Fluid streams derived from natural gas reservoirs, petroleum or coal, often contain a significant amount of acid gases, for example carbon dioxide (CO2), hydrogen sulfide (H2S), sulfur dioxide (SO2), carbon disulfide (CS2), hydrogen cyanide (HCN), carbonyl sulfide (COS), or mercaptans as impurities. Said fluid streams may be gas, liquid, or mixtures thereof, for example gases such as natural gas, refinery gas, hydrocarbon gasses from shale pyrolysis, synthesis gas, and liquids such as liquefied petroleum gas (LPG) and natural gas liquids (NGL).

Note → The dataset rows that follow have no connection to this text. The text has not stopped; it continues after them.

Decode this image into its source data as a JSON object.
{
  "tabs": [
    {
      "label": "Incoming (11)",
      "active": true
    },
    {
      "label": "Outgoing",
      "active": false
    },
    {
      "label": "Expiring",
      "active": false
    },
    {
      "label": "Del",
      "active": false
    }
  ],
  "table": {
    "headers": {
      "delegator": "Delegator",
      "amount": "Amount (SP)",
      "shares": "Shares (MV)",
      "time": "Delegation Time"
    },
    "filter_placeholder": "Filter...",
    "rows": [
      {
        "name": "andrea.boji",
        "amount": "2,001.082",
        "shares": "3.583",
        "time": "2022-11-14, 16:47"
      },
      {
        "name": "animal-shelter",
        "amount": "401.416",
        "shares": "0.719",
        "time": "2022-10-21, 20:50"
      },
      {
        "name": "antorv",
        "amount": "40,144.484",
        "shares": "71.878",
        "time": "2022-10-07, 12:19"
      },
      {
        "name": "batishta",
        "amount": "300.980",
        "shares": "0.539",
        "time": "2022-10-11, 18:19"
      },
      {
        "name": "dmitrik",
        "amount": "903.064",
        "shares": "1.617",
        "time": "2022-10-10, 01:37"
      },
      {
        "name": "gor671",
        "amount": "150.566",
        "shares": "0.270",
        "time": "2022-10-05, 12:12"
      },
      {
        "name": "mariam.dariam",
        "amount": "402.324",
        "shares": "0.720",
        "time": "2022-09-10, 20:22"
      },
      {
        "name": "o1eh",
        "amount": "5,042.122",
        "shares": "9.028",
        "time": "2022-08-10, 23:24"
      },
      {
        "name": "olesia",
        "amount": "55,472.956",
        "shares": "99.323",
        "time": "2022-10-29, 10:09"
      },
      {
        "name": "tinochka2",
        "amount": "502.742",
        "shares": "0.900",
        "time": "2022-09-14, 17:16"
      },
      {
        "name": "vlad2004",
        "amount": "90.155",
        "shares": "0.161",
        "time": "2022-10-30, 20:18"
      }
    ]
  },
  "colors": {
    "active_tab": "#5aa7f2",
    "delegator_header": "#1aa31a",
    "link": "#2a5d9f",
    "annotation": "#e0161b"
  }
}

Various compositions and processes for removal of acid gasses are known and described in the literature. It is well-known to treat gaseous mixtures with aqueous amine solutions to remove these acidic gases. Typically, the aqueous amine solution contacts the gaseous mixture comprising the acidic gases counter currently at low temperature and high pressure in an absorber tower. The aqueous amine solution commonly contains an alkanolamine such as triethanolamine (TEA), methyldiethanolamine (MDEA), diethanolamine (DEA), monoethanolamine (MEA), diisopropanolamine (DIPA), or 2-(2-aminoethoxy)ethanol (sometimes referred to as diglycolamine or DGA). In some cases, an accelerator, is used in combination with the alkanolamines, for example piperazine and MDEA as disclosed in U.S. Pat. Nos. 4,336,233; 4,997,630; and 6,337,059. Alternatively, EP 0134948 discloses mixing an acid with select alkaline materials such as MDEA, to provide enhanced acid gas removal. However, EP0134948 teaches that only a select class of alkaline materials mixed with an acid is useable in aqueous alkaline solutions to provide increased acid gas removal.
Tertiary amines, such as 3-dimethylamino-1,2-propanediol (DMAPD), have been shown to be effective at removing CO2 from gaseous mixtures, see U.S. Pat. No. 5,736,116 or DMAPD in conjunction with piperazine, see WO2014/004019, or DMAPD in conjunction with an acid, see WO 2014/004020. Further, in specific processes, e.g., the Girbotol Process, tertiary amines have been shown effective in removal of H2S, but show decreased capacity at elevated temperatures, for examples see “Organic Amines-Girbotol Process”, Bottoms, R. R., The Science of Petroleum, volume 3, Oxford University Press, 1938, pp 1810-1815.
While the above compounds are effective, they each have limitations which detract from their universal use. In particular, it would be desirable to have an aqueous composition comprising an alkanolamine for removing H2S from a gaseous mixture and/or an aqueous alkanolamine solution which is efficient at removing acid gases at a commercially viable capacity when the aqueous solution is used at an elevated temperature, for example above 140° F.
As such, there is a need for an aqueous alkanolamine solution and method to use said solution, which is effective at removing hydrogen sulfide from gaseous mixtures and/or removing hydrogen sulfide at elevated operating temperatures.